Not quite the same situation but I think this might give you something else to consider.
My partner and I have been together over 25 years. We have 1 child. Until we got a mortgage we'd never had a joint account and to this day we don't share finances.
When our incomes were not even we each paid half the mortgage, half the rates, and half the groceries. He paid for his car costs. I paid everything else including our child's costs.
Once he finished his trade we went back to 50/50 shared expenses and responsible for our own personal things (cars, phones etc).
He now earns a bit more than I do but I'm on a good enough salary that we don't need to rework our finances. I just buy less groceries and let him get the rest.

Now. Take your kids out of the equation. When 2 adults choose to live together they are choosing to equitably run a household together.

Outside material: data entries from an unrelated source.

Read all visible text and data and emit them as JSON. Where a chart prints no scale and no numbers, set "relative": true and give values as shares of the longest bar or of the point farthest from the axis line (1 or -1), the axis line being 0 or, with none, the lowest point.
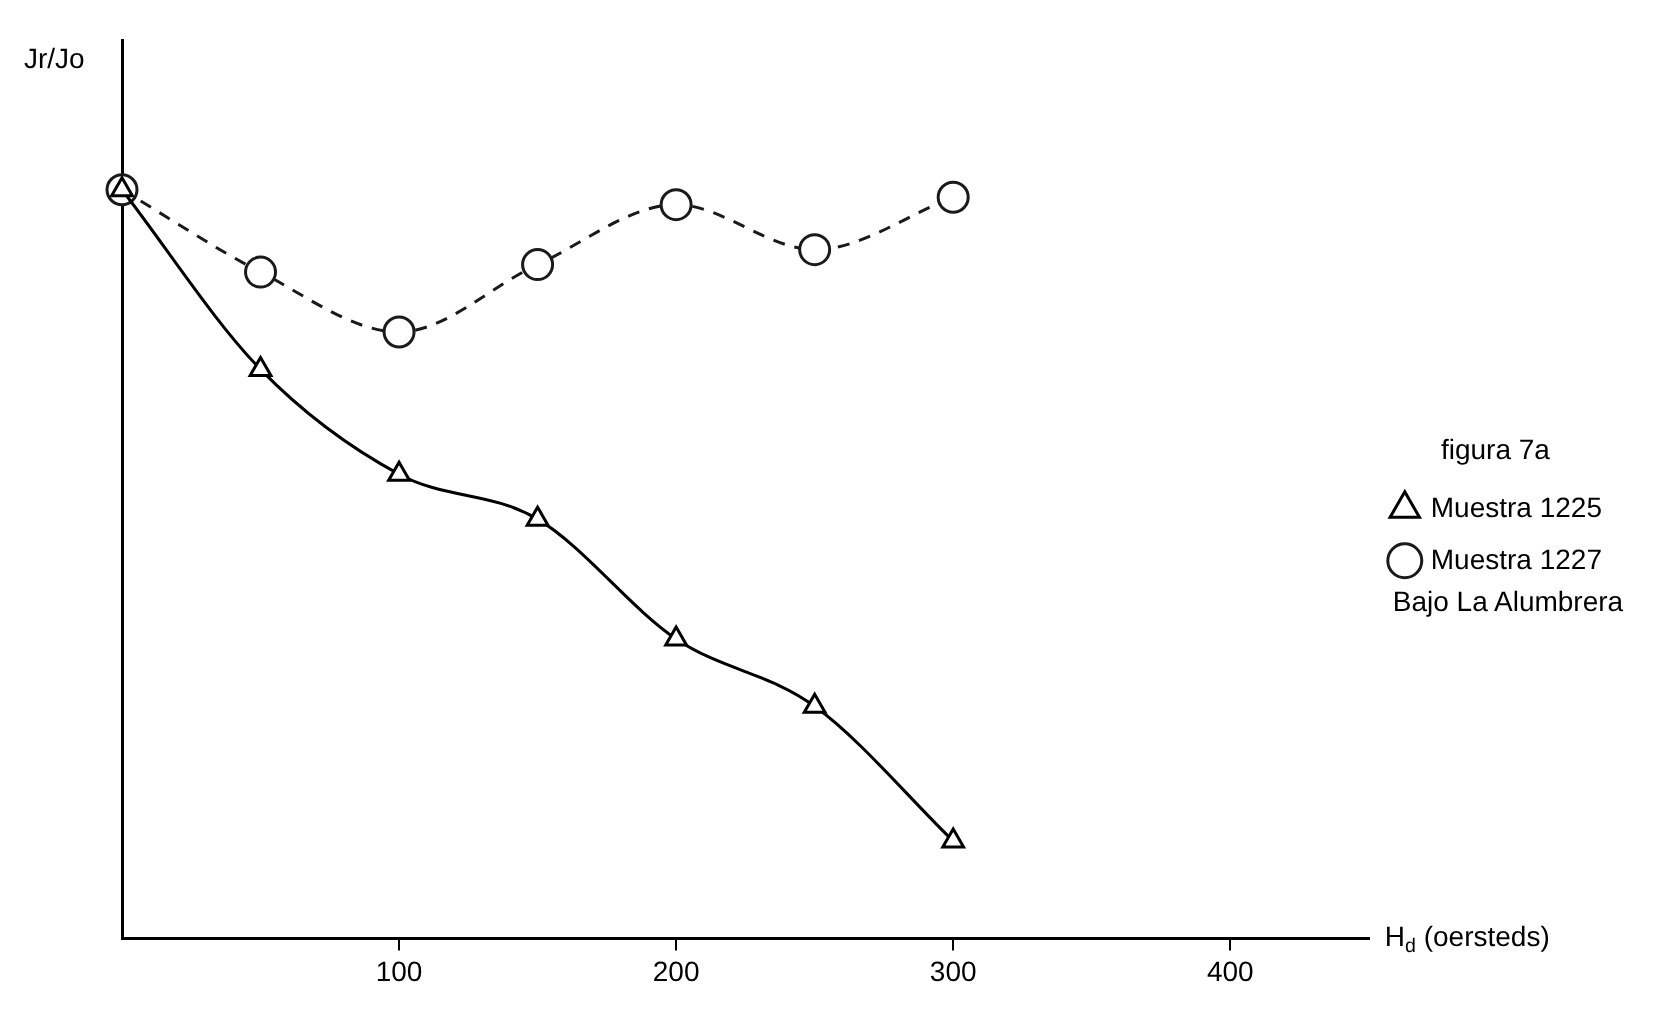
{
  "chart_data": {
    "type": "line",
    "relative": true,
    "ylabel": "Jr/Jo",
    "xlabel": "H$_{d}$ (oersteds)",
    "legend_title": "figura 7a",
    "annotations": [
      "Bajo La Alumbrera"
    ],
    "legend": "right",
    "grid": false,
    "tick_labels": "x",
    "x": [
      0,
      50,
      100,
      150,
      200,
      250,
      300
    ],
    "xlim": [
      0,
      450
    ],
    "xticks": [
      100,
      200,
      300,
      400
    ],
    "series": [
      {
        "name": "Muestra 1225",
        "color": "#000000",
        "marker": "triangle",
        "line_style": "solid",
        "values": [
          1,
          0.76,
          0.62,
          0.56,
          0.4,
          0.31,
          0.13
        ]
      },
      {
        "name": "Muestra 1227",
        "color": "#1a1a1a",
        "marker": "circle",
        "line_style": "dashed",
        "values": [
          1,
          0.89,
          0.81,
          0.9,
          0.98,
          0.92,
          0.99
        ]
      }
    ]
  }
}
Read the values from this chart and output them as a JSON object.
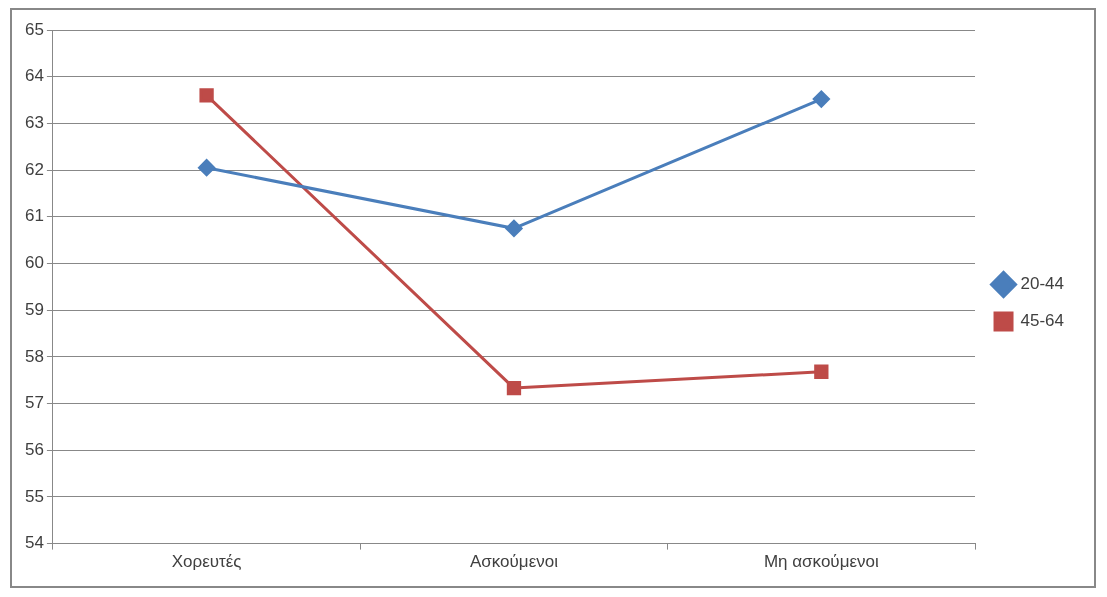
{
  "chart_data": {
    "type": "line",
    "categories": [
      "Χορευτές",
      "Ασκούμενοι",
      "Μη ασκούμενοι"
    ],
    "series": [
      {
        "name": "20-44",
        "color": "#4a7ebb",
        "marker": "diamond",
        "values": [
          62.05,
          60.75,
          63.52
        ]
      },
      {
        "name": "45-64",
        "color": "#be4b48",
        "marker": "square",
        "values": [
          63.6,
          57.33,
          57.68
        ]
      }
    ],
    "ylim": [
      54,
      65
    ],
    "yticks": [
      54,
      55,
      56,
      57,
      58,
      59,
      60,
      61,
      62,
      63,
      64,
      65
    ],
    "grid": "y",
    "legend": "right",
    "line_style": "solid"
  }
}
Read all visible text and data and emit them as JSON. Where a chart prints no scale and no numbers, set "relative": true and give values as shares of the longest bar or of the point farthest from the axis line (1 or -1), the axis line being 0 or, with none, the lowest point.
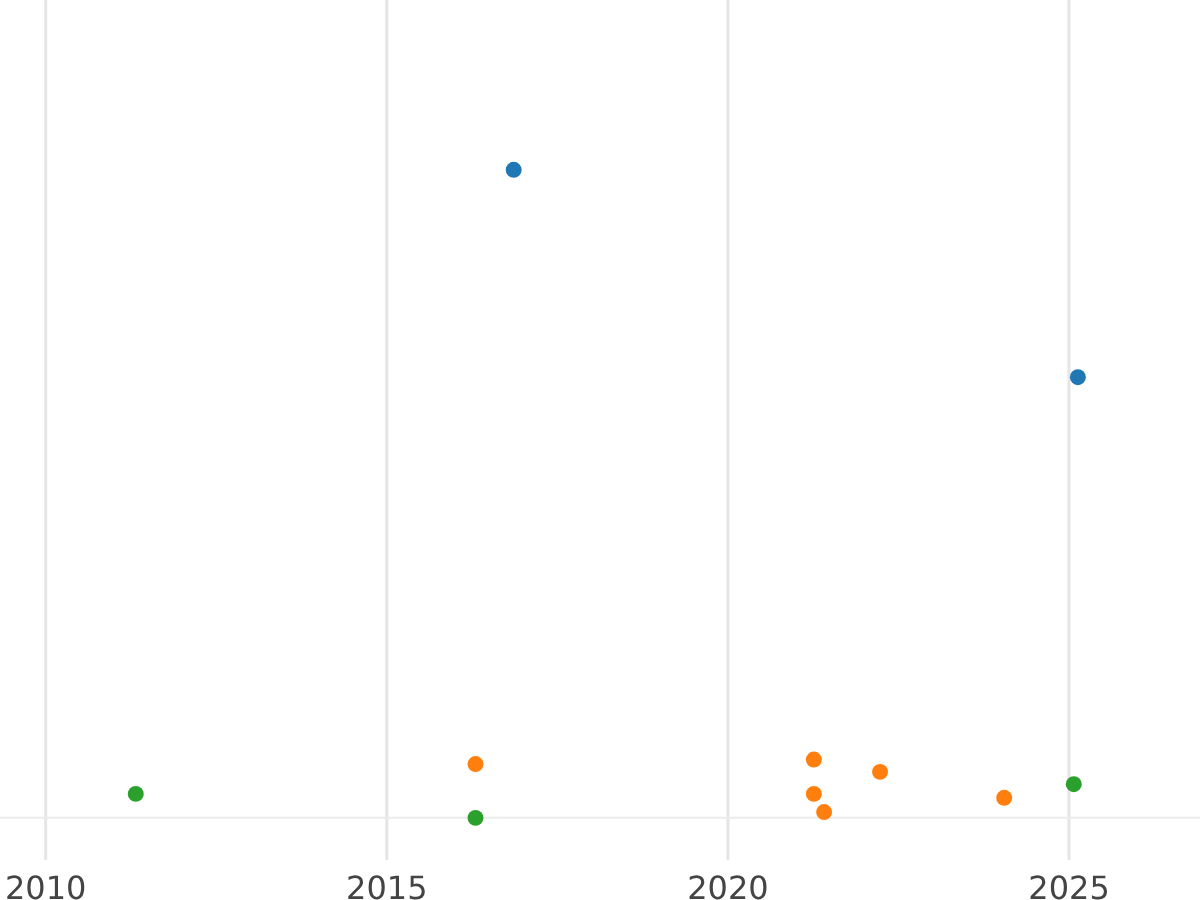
{
  "chart_data": {
    "type": "scatter",
    "relative": true,
    "marker": "circle",
    "grid": "x",
    "xlim": [
      2009.33,
      2026.92
    ],
    "xticks": [
      2010,
      2015,
      2020,
      2025
    ],
    "series": [
      {
        "color": "#1f77b4",
        "x": [
          2016.86,
          2025.13
        ],
        "values": [
          1,
          0.68
        ]
      },
      {
        "color": "#ff7f0e",
        "x": [
          2016.3,
          2021.26,
          2021.26,
          2021.41,
          2022.23,
          2024.05
        ],
        "values": [
          0.083,
          0.09,
          0.037,
          0.009,
          0.071,
          0.031
        ]
      },
      {
        "color": "#2ca02c",
        "x": [
          2011.32,
          2016.3,
          2025.07
        ],
        "values": [
          0.037,
          0,
          0.052
        ]
      }
    ]
  }
}
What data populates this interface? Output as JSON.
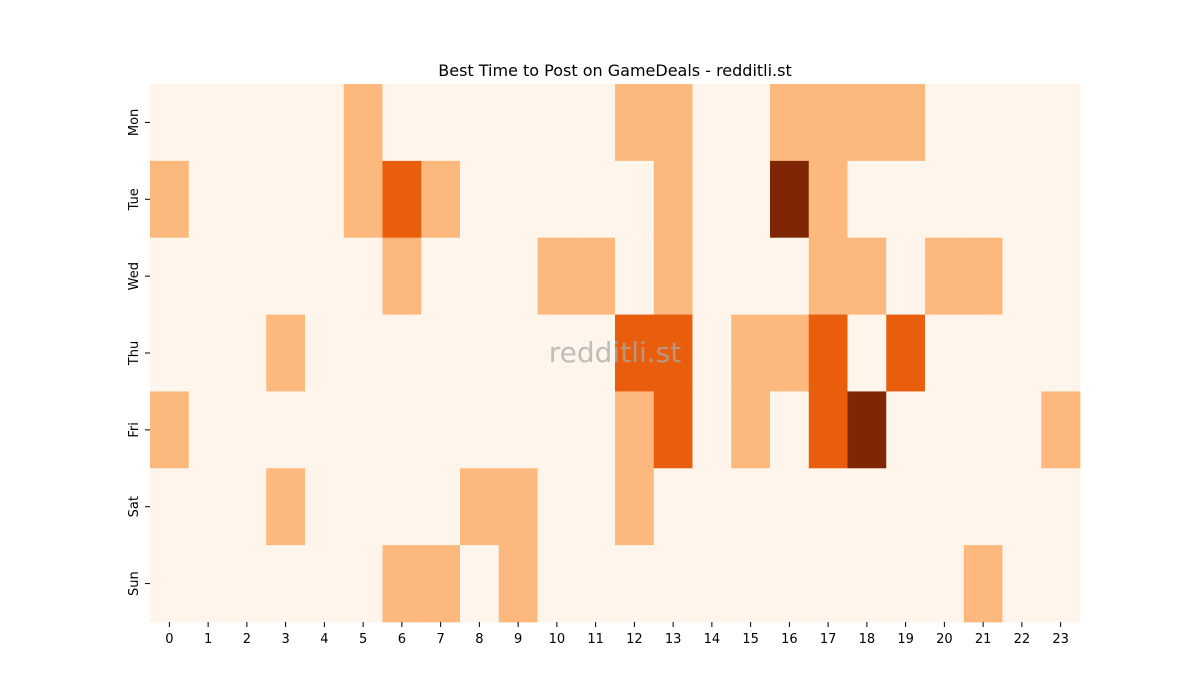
{
  "chart_data": {
    "type": "heatmap",
    "title": "Best Time to Post on GameDeals - redditli.st",
    "watermark": "redditli.st",
    "xlabel": "",
    "ylabel": "",
    "x": [
      0,
      1,
      2,
      3,
      4,
      5,
      6,
      7,
      8,
      9,
      10,
      11,
      12,
      13,
      14,
      15,
      16,
      17,
      18,
      19,
      20,
      21,
      22,
      23
    ],
    "y": [
      "Mon",
      "Tue",
      "Wed",
      "Thu",
      "Fri",
      "Sat",
      "Sun"
    ],
    "values": [
      [
        0,
        0,
        0,
        0,
        0,
        1,
        0,
        0,
        0,
        0,
        0,
        0,
        1,
        1,
        0,
        0,
        1,
        1,
        1,
        1,
        0,
        0,
        0,
        0
      ],
      [
        1,
        0,
        0,
        0,
        0,
        1,
        2,
        1,
        0,
        0,
        0,
        0,
        0,
        1,
        0,
        0,
        3,
        1,
        0,
        0,
        0,
        0,
        0,
        0
      ],
      [
        0,
        0,
        0,
        0,
        0,
        0,
        1,
        0,
        0,
        0,
        1,
        1,
        0,
        1,
        0,
        0,
        0,
        1,
        1,
        0,
        1,
        1,
        0,
        0
      ],
      [
        0,
        0,
        0,
        1,
        0,
        0,
        0,
        0,
        0,
        0,
        0,
        0,
        2,
        2,
        0,
        1,
        1,
        2,
        0,
        2,
        0,
        0,
        0,
        0
      ],
      [
        1,
        0,
        0,
        0,
        0,
        0,
        0,
        0,
        0,
        0,
        0,
        0,
        1,
        2,
        0,
        1,
        0,
        2,
        3,
        0,
        0,
        0,
        0,
        1
      ],
      [
        0,
        0,
        0,
        1,
        0,
        0,
        0,
        0,
        1,
        1,
        0,
        0,
        1,
        0,
        0,
        0,
        0,
        0,
        0,
        0,
        0,
        0,
        0,
        0
      ],
      [
        0,
        0,
        0,
        0,
        0,
        0,
        1,
        1,
        0,
        1,
        0,
        0,
        0,
        0,
        0,
        0,
        0,
        0,
        0,
        0,
        0,
        1,
        0,
        0
      ]
    ],
    "colorscale": [
      "#fff5eb",
      "#fdb97d",
      "#e95e0d",
      "#7f2704"
    ],
    "grid": false,
    "legend": "none"
  }
}
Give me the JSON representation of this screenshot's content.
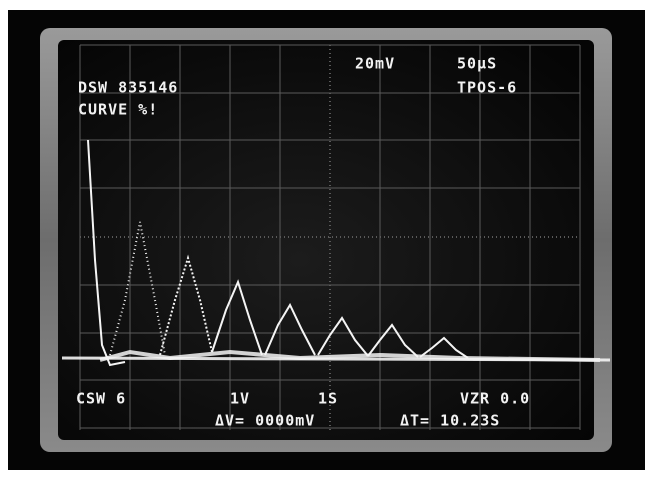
{
  "screen": {
    "top_left_line1": "DSW 835146",
    "top_left_line2": "CURVE %!",
    "volts_per_div": "20mV",
    "time_per_div": "50μS",
    "trigger_position": "TPOS-6",
    "bottom_left": "CSW 6",
    "bottom_volts": "1V",
    "bottom_seconds": "1S",
    "bottom_right": "VZR 0.0",
    "delta_v": "ΔV= 0000mV",
    "delta_t": "ΔT= 10.23S"
  }
}
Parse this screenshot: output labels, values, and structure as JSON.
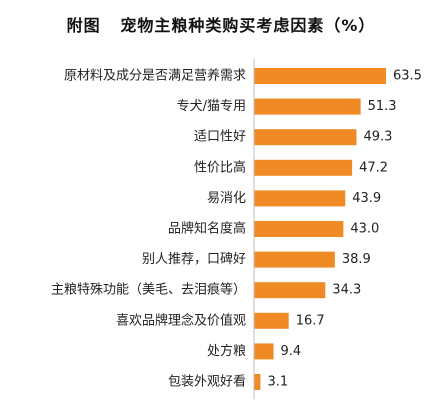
{
  "chart_data": {
    "type": "bar",
    "orientation": "horizontal",
    "title": "附图   宠物主粮种类购买考虑因素（%）",
    "xlabel": "",
    "ylabel": "",
    "categories": [
      "原材料及成分是否满足营养需求",
      "专犬/猫专用",
      "适口性好",
      "性价比高",
      "易消化",
      "品牌知名度高",
      "别人推荐，口碑好",
      "主粮特殊功能（美毛、去泪痕等）",
      "喜欢品牌理念及价值观",
      "处方粮",
      "包装外观好看"
    ],
    "values": [
      63.5,
      51.3,
      49.3,
      47.2,
      43.9,
      43.0,
      38.9,
      34.3,
      16.7,
      9.4,
      3.1
    ],
    "value_labels": [
      "63.5",
      "51.3",
      "49.3",
      "47.2",
      "43.9",
      "43.0",
      "38.9",
      "34.3",
      "16.7",
      "9.4",
      "3.1"
    ],
    "xlim": [
      0,
      63.5
    ],
    "grid": false,
    "legend": "none",
    "colors": {
      "bar": "#F08A24",
      "text": "#222222"
    }
  }
}
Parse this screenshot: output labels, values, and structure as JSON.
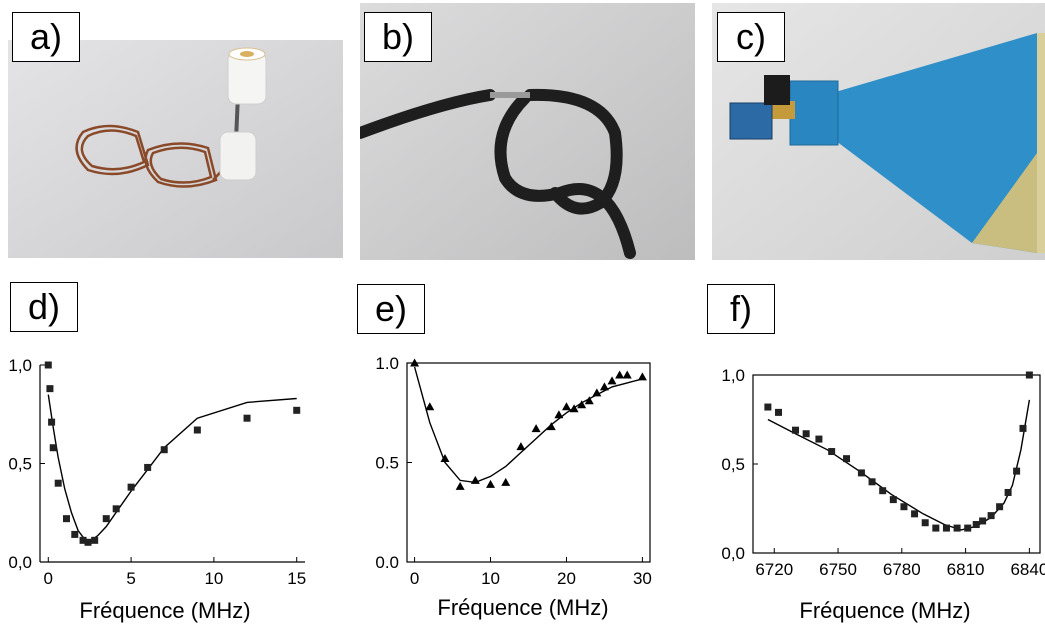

Assuming you're paid child support, take out what is needed for school costs and put that aside. Put the rest into the 'house pot'. That is what child support is for.
Then you both add an even % of your wages to make up the total of what it costs to run your house. If that's 40% and he earns $600 p/w he pays 240, and you're on 1200 p/w you'd put in 480. If it's around the other way and he earns more, he pays more. That's what you do when you choose to be family whether they're bio kids or not. If he's not willing to run an equitable household you've got to wonder whether this guy is actually going to have your back if the time comes that you need him to.